Nosso corpo, portanto, está permanentemente se adaptando aos estímulos do mundo exterior. Esses mecanismos constantes de adaptação ao estresse têm sentido evolutivo, pois precisamos aprender a lidar com os riscos da existência e, ao mesmo tempo, manter um mínimo equilíbrio fisiológico que promova nossa saúde.

Uma situação de estresse crônico, como está se mostrando a pandemia, é uma situação de saturação destes mecanismos. Estamos permanentemente saturados de informações importantes e ameaçadoras, com impacto nas nossas dimensões física, fisiológica e psicossocial, o que pode ter efeitos deletérios sobre nosso sistema nervoso.

Na avaliação de Stefania Teche, psiquiatra e preceptora da residência médica em Psiquiatria do Hospital de Clínicas de Porto Alegre (HCPA), “o reforço e a repetição da experiência ruim poderiam fortalecer sinapses e poderiam, dependendo da intensidade, desenvolver a passagem de um limiar saudável para um patológico”. Ela ressalta, porém, que “isso não acontece por um fato único: são vários fatores que contribuem em diferentes desfechos, incluindo a genética individual de cada um.”

Muito tem sido estudado sobre os impactos neurológicos, fisiológicos e psicológicos da pandemia. “Pensando no impacto de notícias trágicas, as pesquisas atuais sugerem que elas não geram doenças, mas podem piorar uma situação de risco já estabelecida”, analisa a psiquiatra. “Elas seriam uma repetição de estresse crônico. Porém apenas a notícia não tem a intensidade igual a da experiência”, ressalta.

Stefania concorda com a interpretação da vivência da Covid-19 como um exemplo de estresse crônico, mas ressalta que esse estresse se manifesta de forma diferente em cada indivíduo. “Do ponto de vista neuropsiquiátrico a diferença entre ouvir uma notícia ruim uma vez e ouvi-la todo dia poderia ser um protótipo de estresse crônico. Cada pessoa lida com o estresse crônico com as características que já possui, baseado na sua personalidade e nos fatores de risco para doenças.”

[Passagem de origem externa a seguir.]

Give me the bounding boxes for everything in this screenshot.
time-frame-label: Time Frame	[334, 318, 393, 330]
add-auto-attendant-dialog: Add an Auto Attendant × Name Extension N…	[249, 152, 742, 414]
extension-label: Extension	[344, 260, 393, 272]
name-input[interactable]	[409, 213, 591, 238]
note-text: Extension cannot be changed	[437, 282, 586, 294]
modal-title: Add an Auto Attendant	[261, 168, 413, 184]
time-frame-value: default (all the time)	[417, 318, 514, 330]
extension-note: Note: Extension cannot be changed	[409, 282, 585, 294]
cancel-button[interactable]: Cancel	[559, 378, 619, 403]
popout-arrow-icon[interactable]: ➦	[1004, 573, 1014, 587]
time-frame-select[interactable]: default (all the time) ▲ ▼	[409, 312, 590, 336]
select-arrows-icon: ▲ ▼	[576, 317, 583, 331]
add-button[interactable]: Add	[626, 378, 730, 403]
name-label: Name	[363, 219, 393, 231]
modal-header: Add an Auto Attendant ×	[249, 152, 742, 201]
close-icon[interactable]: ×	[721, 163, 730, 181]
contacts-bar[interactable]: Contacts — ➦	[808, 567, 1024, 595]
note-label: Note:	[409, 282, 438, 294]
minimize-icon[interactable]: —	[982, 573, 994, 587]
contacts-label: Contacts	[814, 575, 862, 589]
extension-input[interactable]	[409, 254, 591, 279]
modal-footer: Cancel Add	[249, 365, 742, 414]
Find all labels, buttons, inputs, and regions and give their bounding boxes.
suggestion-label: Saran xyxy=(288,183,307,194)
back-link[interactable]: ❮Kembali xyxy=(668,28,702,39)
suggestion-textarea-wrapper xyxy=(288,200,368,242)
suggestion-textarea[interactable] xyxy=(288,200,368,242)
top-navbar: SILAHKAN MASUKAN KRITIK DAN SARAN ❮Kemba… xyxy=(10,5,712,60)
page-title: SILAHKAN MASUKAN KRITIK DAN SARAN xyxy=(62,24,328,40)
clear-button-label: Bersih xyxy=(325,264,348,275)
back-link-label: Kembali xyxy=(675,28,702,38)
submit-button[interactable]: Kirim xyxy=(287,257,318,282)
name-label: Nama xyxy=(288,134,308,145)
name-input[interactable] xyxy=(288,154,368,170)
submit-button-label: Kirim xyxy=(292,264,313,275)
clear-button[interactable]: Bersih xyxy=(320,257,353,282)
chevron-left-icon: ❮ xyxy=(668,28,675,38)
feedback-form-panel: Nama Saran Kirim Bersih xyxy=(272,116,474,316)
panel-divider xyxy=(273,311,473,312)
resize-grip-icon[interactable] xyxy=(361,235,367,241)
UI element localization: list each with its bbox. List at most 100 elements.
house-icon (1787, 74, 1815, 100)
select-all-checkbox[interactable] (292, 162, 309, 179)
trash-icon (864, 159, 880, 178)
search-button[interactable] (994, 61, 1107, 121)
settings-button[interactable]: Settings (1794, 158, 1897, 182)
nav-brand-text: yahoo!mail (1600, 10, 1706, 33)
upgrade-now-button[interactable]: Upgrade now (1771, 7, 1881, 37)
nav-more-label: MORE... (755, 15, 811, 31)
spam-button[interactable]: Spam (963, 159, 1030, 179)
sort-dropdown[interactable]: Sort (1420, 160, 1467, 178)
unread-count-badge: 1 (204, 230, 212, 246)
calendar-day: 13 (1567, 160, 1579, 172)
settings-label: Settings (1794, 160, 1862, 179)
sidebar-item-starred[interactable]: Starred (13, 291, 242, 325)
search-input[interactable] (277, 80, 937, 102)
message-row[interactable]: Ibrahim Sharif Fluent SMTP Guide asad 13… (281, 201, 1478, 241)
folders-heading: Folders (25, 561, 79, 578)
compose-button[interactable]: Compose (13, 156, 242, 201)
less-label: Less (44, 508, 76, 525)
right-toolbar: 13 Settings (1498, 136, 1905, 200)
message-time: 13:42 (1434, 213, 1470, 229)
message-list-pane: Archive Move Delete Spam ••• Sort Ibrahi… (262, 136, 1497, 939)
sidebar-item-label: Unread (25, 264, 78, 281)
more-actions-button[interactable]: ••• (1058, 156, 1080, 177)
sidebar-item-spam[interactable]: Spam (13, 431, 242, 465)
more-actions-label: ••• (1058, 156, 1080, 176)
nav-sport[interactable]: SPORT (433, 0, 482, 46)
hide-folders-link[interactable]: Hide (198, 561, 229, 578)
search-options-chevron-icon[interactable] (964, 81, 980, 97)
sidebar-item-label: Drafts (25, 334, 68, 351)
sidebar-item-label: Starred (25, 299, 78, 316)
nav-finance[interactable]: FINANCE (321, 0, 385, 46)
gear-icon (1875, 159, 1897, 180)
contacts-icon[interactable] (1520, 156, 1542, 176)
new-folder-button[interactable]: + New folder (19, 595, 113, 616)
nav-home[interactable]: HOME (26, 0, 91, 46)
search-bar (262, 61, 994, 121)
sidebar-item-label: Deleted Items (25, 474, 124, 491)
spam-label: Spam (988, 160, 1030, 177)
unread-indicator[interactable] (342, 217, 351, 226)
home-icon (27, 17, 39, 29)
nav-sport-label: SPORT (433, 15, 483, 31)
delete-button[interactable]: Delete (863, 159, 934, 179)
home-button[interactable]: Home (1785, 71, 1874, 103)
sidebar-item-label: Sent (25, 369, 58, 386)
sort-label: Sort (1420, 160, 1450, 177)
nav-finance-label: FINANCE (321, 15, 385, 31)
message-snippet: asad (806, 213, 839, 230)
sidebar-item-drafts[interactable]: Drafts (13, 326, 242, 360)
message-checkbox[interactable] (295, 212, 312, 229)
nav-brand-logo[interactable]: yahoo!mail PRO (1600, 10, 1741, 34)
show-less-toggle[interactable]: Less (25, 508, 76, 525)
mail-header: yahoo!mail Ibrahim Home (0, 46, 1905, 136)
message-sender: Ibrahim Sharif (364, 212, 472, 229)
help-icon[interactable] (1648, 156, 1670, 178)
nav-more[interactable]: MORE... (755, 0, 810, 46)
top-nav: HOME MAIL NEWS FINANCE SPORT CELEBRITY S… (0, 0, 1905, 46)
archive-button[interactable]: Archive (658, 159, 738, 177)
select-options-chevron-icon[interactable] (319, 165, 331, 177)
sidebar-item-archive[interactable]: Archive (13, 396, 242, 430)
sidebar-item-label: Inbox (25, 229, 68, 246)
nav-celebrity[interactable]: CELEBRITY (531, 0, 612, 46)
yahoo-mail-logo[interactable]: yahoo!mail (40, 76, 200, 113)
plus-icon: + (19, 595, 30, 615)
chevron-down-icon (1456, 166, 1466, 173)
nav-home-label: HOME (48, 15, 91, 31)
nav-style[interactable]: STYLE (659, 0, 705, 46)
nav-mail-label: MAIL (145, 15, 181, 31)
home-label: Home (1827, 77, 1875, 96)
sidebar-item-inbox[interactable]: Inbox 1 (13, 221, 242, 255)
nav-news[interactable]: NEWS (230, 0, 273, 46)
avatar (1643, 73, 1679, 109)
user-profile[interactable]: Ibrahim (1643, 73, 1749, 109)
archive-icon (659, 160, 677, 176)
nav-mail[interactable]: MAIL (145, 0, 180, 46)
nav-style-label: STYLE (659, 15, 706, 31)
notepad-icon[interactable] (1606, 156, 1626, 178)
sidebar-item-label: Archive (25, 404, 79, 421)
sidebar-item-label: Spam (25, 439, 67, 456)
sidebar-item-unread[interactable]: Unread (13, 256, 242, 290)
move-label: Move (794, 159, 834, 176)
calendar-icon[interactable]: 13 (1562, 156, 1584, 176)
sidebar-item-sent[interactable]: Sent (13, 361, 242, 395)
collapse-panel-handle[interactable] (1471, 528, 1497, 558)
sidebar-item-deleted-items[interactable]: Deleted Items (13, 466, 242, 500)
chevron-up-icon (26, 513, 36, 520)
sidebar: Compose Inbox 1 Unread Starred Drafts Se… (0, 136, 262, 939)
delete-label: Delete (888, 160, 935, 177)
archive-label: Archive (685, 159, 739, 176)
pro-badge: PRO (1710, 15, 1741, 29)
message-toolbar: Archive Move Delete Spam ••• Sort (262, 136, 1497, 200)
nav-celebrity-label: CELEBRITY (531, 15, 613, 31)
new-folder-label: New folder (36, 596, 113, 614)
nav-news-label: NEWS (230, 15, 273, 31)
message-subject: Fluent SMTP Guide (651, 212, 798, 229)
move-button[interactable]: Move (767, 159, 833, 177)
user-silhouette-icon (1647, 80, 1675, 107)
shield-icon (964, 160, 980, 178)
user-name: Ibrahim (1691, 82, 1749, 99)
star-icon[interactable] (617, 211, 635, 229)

“Somada às incertezas inerentes da doença, a ausência de um planejamento consistente, homogêneo, e que inspire confiança para o enfrentamento da doença e com isso superação da situação estressante, aumenta ainda mais a incerteza à vida”, analisa Lucion. “Nessa situação, o estresse tende a ser mais profundo.”

Quando observamos, portanto, que a notícia de mil mortes já não nos afeta do mesmo modo como nos afetava no início da pandemia, podemos concluir que se trata de um fenômeno mais complexo que uma mera insensibilidade à dor alheia, ou mesmo da nossa própria. A informação da tragédia está ali e certamente nos afeta – de forma adaptada, mas seguramente com importantes efeitos fisiológicos e psicológicos para todos nós.